Tú y yo, de Niccoló Ammaniti

 Niccoló Ammaniti nos relata la historia de un adolescente que dice ser diferente a todos los demás, que cree que solo sus familiares más cercanos y él son especiales. Durante la secundaría encuentra un grupo de adolescentes con los que se siente identificado, diferentes entre tantos iguales. Tal es el deseo de acercarse a ellos que inventa una historia que hace muy feliz a su madre, pero más tarde no puede desmentirla, pues, la defraudaría muchísimo. Entonces se embarca en una mentira que lo lleva, finalmente a descubrirse como persona amable, con amor hacia otra persona que no fueran sus padres o su abuela Laura, sorprendentemente ayuda a su media hermana a quien antes había, ignorado e, incluso,  intentado matar en un ataque de ira.
 Esta novela nos muestra los problemas de un niño que se va haciendo adolescente, encuentra la manera de engañar a sus padres para aparentar ser como todos los otros, usando el ingenio y la farsa, para encerrarse  paz, dentro de su propio mundo.
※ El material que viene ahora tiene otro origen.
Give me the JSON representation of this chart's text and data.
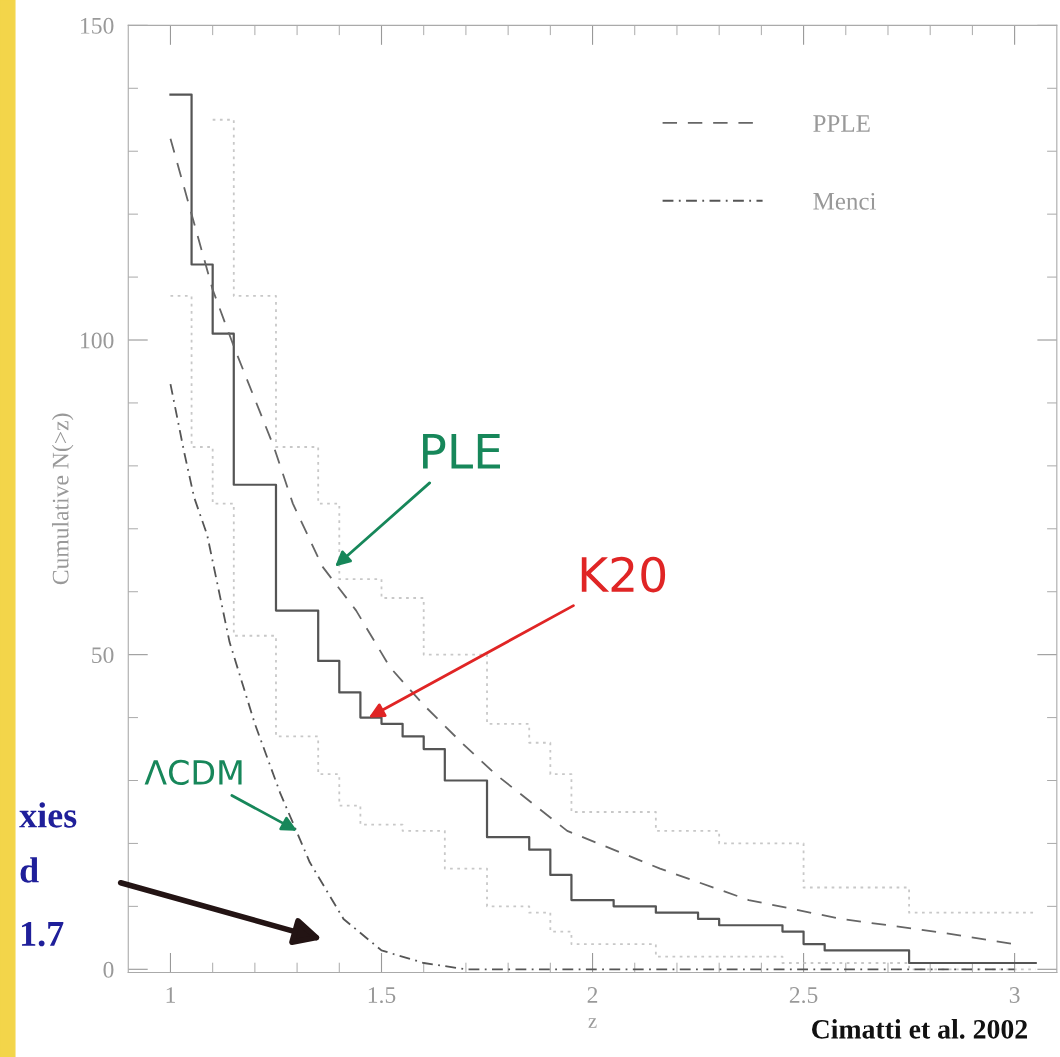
{
  "chart_data": {
    "type": "line",
    "xlabel": "z",
    "ylabel": "Cumulative N(>z)",
    "xlim": [
      0.9,
      3.1
    ],
    "ylim": [
      -0.5,
      150
    ],
    "xticks": [
      1,
      1.5,
      2,
      2.5,
      3
    ],
    "yticks": [
      0,
      50,
      100,
      150
    ],
    "grid": false,
    "legend": "top right",
    "series": [
      {
        "type": "step",
        "color": "#c8c8c8",
        "line_style": "dotted",
        "x": [
          1.1,
          1.15,
          1.25,
          1.35,
          1.4,
          1.5,
          1.6,
          1.75,
          1.85,
          1.9,
          1.95,
          2.15,
          2.3,
          2.5,
          2.75,
          3.05
        ],
        "values": [
          135,
          107,
          83,
          74,
          62,
          59,
          50,
          39,
          36,
          31,
          25,
          22,
          20,
          13,
          9,
          9
        ]
      },
      {
        "type": "step",
        "color": "#c8c8c8",
        "line_style": "dotted",
        "x": [
          1.0,
          1.05,
          1.1,
          1.15,
          1.25,
          1.35,
          1.4,
          1.45,
          1.55,
          1.65,
          1.75,
          1.85,
          1.9,
          1.95,
          2.15,
          2.45,
          2.75,
          3.05
        ],
        "values": [
          107,
          83,
          74,
          53,
          37,
          31,
          26,
          23,
          22,
          16,
          10,
          9,
          6,
          4,
          2,
          1,
          0,
          0
        ]
      },
      {
        "type": "step",
        "color": "#555555",
        "line_style": "solid",
        "x": [
          1.0,
          1.05,
          1.1,
          1.15,
          1.25,
          1.35,
          1.4,
          1.45,
          1.5,
          1.55,
          1.6,
          1.65,
          1.75,
          1.85,
          1.9,
          1.95,
          2.05,
          2.15,
          2.25,
          2.3,
          2.45,
          2.5,
          2.55,
          2.75,
          3.05
        ],
        "values": [
          139,
          112,
          101,
          77,
          57,
          49,
          44,
          40,
          39,
          37,
          35,
          30,
          21,
          19,
          15,
          11,
          10,
          9,
          8,
          7,
          6,
          4,
          3,
          1,
          1
        ]
      },
      {
        "name": "PPLE",
        "color": "#666666",
        "line_style": "dashed",
        "x": [
          1.0,
          1.05,
          1.1,
          1.15,
          1.245,
          1.29,
          1.36,
          1.44,
          1.52,
          1.6,
          1.69,
          1.77,
          1.94,
          2.16,
          2.37,
          2.59,
          2.81,
          3.0
        ],
        "values": [
          132,
          120,
          108,
          99,
          83,
          74,
          64,
          57,
          48,
          42,
          36,
          31,
          22,
          16,
          11,
          8,
          6,
          4
        ]
      },
      {
        "name": "Menci",
        "color": "#555555",
        "line_style": "dashdot",
        "x": [
          1.0,
          1.033,
          1.056,
          1.087,
          1.14,
          1.2,
          1.26,
          1.33,
          1.41,
          1.5,
          1.6,
          1.7,
          3.0
        ],
        "values": [
          93,
          82,
          75,
          69,
          52,
          39,
          28,
          17,
          8,
          3,
          1,
          0,
          0
        ]
      }
    ],
    "annotations": [
      {
        "text": "PLE",
        "x": 1.39,
        "y": 64
      },
      {
        "text": "K20",
        "x": 1.47,
        "y": 40
      },
      {
        "text": "ΛCDM",
        "x": 1.3,
        "y": 22
      },
      "xies",
      "d",
      "1.7",
      "Cimatti et al. 2002"
    ]
  }
}
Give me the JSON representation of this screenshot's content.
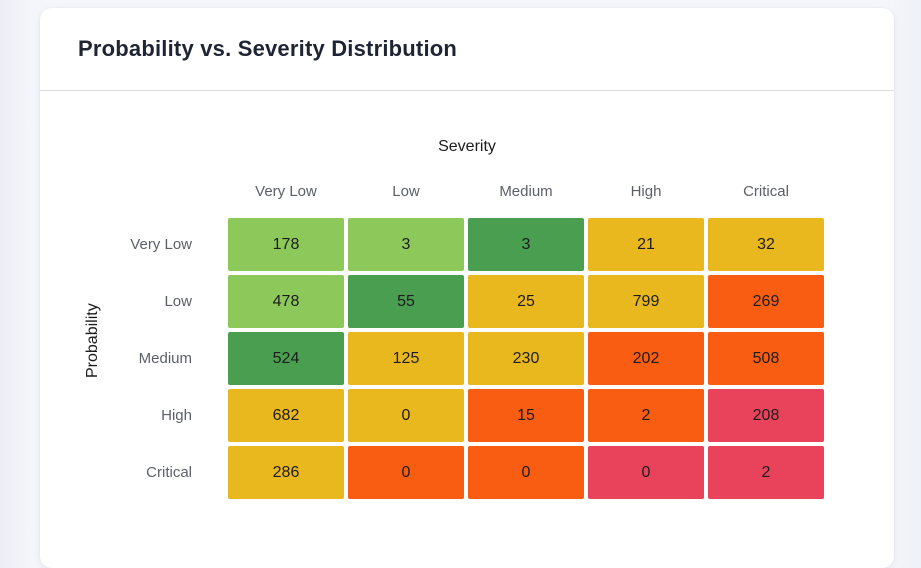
{
  "card": {
    "title": "Probability vs. Severity Distribution"
  },
  "chart_data": {
    "type": "heatmap",
    "title": "Probability vs. Severity Distribution",
    "xlabel": "Severity",
    "ylabel": "Probability",
    "columns": [
      "Very Low",
      "Low",
      "Medium",
      "High",
      "Critical"
    ],
    "rows": [
      "Very Low",
      "Low",
      "Medium",
      "High",
      "Critical"
    ],
    "values": [
      [
        178,
        3,
        3,
        21,
        32
      ],
      [
        478,
        55,
        25,
        799,
        269
      ],
      [
        524,
        125,
        230,
        202,
        508
      ],
      [
        682,
        0,
        15,
        2,
        208
      ],
      [
        286,
        0,
        0,
        0,
        2
      ]
    ],
    "cell_colors": [
      [
        "lightGreen",
        "lightGreen",
        "green",
        "amber",
        "amber"
      ],
      [
        "lightGreen",
        "green",
        "amber",
        "amber",
        "orange"
      ],
      [
        "green",
        "amber",
        "amber",
        "orange",
        "orange"
      ],
      [
        "amber",
        "amber",
        "orange",
        "orange",
        "red"
      ],
      [
        "amber",
        "orange",
        "orange",
        "red",
        "red"
      ]
    ],
    "palette": {
      "lightGreen": "#8DC85A",
      "green": "#4A9E4F",
      "amber": "#E9B81F",
      "orange": "#F85D11",
      "red": "#E8435A"
    },
    "legend": "none",
    "grid": "off"
  }
}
sábado, 26 de abril de 2014

Esto sería una Lorena

 Me llamo Lorena desde un 2 de Febrero de 1990, y, desde algunos días después, vivo  en el partido Húrlingham, provincia de Buenos Aires. Hoy me encuentro cursando Taller de Expresión, una de las materias de la carrera de Ciencias de la Comunicación, la que elegí para, algún día, llegar a ser periodista. Se ganó mi interés la locución y la gráfica entre otras tantas cosas, tuve una sola experiencia en una radio barrial: mientras  cubría el espacio de noticias de música, se lanzó un CD en tributo a Mercedes Sosa, interpretado por distintos cantantes. Cuando lo anuncié dije que Mercedes Sosa era quien lanzaba el disco, en el año 2012. La cantante había fallecido el 4 de Octubre de 2009, o sea, habían pasado ya 3 años… dadas las circunstancias, provoqué un concierto de risas. Experiencia que habla sobre mi dispersión, diría que crónica.

 Diré también que tengo un mal genio recurrente, escasa iniciativa, soy enemiga de las matemáticas, afortunada en amistades, fanática del mar, horrenda para hablar en público, especial para hablar de lo que no debo en lugares inoportunos, enamorada de los animales, cómplice de mi timidez, de amores rápidos e ilusiones inmensas y un poco enredada con mis palabras.